Vision held open in the dark
By our ten thousand days of work.
Harvest will fill the barn; for that
The hand must ache, the face must sweat.
And yet no leaf or grain is filled
By work of ours; the field is tilled
And left to grace. That we may reap,
Great work is done while we’re asleep.

When we work well, a Sabbath mood
Rests on our day, and finds it good.

Following a collective discussion of the poem, she looked at Mary Oliver’s “Praying,” which we also discussed:

It doesn’t have to be
the blue iris, it could be
weeds in a vacant lot, or a few
small stones; just
pay attention, then patch

a few words together and don’t try
to make them elaborate, this isn’t
a contest but the doorway

into thanks, and a silence in which
another voice may speak.

Jennifer pointed out that Oliver isn’t slighting blue irises here, given that she has written several poems on the flower. She just wants to acknowledge weeds as well, and I thought of the poet’s reference to “the reckless blossoms of weeds” (in “The Kitten”) and “What blazes the trail isn’t necessarily pretty” (“Skunk Cabbage”). I thought also of Ralph Waldo Emerson’s observation in his essay Nature, “Not the sun or the summer alone, but every hour and season yields its tribute of delight…”

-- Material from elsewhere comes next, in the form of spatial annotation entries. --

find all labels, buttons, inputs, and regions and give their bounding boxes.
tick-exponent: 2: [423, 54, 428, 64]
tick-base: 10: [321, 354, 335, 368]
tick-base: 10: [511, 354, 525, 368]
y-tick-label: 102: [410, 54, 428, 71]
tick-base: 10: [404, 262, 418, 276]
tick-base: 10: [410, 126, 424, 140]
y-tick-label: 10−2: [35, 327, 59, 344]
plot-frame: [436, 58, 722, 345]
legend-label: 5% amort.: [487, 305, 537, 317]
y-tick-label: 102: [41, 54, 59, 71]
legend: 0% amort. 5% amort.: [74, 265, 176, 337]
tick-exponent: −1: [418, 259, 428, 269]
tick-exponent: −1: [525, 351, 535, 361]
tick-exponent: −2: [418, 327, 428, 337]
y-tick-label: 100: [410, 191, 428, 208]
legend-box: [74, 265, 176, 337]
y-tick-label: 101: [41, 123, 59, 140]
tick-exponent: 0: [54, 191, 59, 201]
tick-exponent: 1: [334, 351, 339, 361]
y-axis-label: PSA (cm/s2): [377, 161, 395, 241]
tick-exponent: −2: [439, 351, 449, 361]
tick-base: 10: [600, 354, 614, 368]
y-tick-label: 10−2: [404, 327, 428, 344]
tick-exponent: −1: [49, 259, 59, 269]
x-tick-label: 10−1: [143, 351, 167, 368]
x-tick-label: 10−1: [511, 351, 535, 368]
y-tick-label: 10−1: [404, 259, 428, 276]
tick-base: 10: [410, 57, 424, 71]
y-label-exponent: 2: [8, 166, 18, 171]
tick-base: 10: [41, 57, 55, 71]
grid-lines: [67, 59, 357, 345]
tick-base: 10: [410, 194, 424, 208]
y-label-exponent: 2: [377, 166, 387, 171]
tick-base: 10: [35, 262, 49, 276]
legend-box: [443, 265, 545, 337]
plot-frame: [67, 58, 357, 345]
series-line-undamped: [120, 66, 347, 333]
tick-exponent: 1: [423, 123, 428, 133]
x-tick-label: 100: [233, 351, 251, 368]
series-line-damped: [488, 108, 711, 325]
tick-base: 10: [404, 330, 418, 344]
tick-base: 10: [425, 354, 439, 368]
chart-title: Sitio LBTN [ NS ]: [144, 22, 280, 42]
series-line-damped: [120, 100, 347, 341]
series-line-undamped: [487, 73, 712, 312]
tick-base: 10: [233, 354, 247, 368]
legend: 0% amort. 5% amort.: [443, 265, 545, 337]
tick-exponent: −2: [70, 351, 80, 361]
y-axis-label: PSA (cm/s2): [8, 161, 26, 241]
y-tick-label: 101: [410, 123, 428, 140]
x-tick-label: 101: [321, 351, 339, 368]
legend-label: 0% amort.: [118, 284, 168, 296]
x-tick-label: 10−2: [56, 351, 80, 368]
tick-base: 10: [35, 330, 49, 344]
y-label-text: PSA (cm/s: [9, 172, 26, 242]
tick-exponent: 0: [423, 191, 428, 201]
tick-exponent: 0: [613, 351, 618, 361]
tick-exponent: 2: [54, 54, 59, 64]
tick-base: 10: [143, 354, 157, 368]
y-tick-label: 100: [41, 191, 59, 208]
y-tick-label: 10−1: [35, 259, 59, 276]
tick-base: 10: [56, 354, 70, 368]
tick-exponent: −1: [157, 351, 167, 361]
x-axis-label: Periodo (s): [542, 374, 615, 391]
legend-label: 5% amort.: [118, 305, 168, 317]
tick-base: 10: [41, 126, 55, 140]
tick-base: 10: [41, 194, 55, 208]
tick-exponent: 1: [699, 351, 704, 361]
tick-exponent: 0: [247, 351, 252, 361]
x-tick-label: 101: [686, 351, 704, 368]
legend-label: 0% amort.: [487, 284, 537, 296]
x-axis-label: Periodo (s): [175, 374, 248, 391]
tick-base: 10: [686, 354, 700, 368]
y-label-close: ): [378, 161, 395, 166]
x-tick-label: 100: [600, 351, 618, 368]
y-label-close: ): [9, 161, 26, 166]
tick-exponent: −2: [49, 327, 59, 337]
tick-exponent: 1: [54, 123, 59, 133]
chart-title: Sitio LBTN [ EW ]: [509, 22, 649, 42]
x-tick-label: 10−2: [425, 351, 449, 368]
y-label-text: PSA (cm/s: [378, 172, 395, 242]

To summarize her approach to nature, Jennfer quoted from Oliver’s poem “Sometimes”:

Instructions for living a life:
Pay attention.
Be astonished.
Tell about it.

While time constraints didn’t allow Jennifer to share and discuss Jane Hirshfield’s “The Door,” I include her comments here. Jennifer writes that the poem

similarly treats listening as a doorway not just to knowledge of this world but to something transcendent. Hirshfield is not Christian but Buddhist in her orientation. She’s urging us to pay attention not only to things but to silences, to absences, to spaces”:

Here’s Hirshfield’s poem:

A note waterfalls steadily
through us,
just below hearing.

Or this early light
streaming through dusty glass:
what enters, enters like that,
unstoppable gift.

And yet there is also the other,
the breath-space held between any call
and its answer––

In the querying
first scuff of footstep,
the wood owls’ repeating,
the two-counting heart:

A little sabbath,
minnow whose brightness silvers past time.

The rest-note,
unwritten,
hinged between worlds,
that precedes change and allows it.

Jennifer is currently writing a book on poetic silences, in which she is exploring how poetry “speaks, and then it falls silent, and out of that silence it speaks again.”

Jennifer concluded the Forum by breaking us into groups to discuss poems that “help us imagine ourselves into the Scriptures.” The poems, which I’ll be sharing in future Sunday posts, were Mark Jarman’s “No One Understood the Final Meal” and “Cause Me To Hear”; Mary Karr’s “Descending Theology: The Resurrection” and “Meditatio”; and W. S. Merwin’s “Finding a Teacher.”

Following the talk, we adjourned to the church service, where we had the opportunity to listen to both the gorgeous poetry of the Episcopal liturgy and the silences between the words.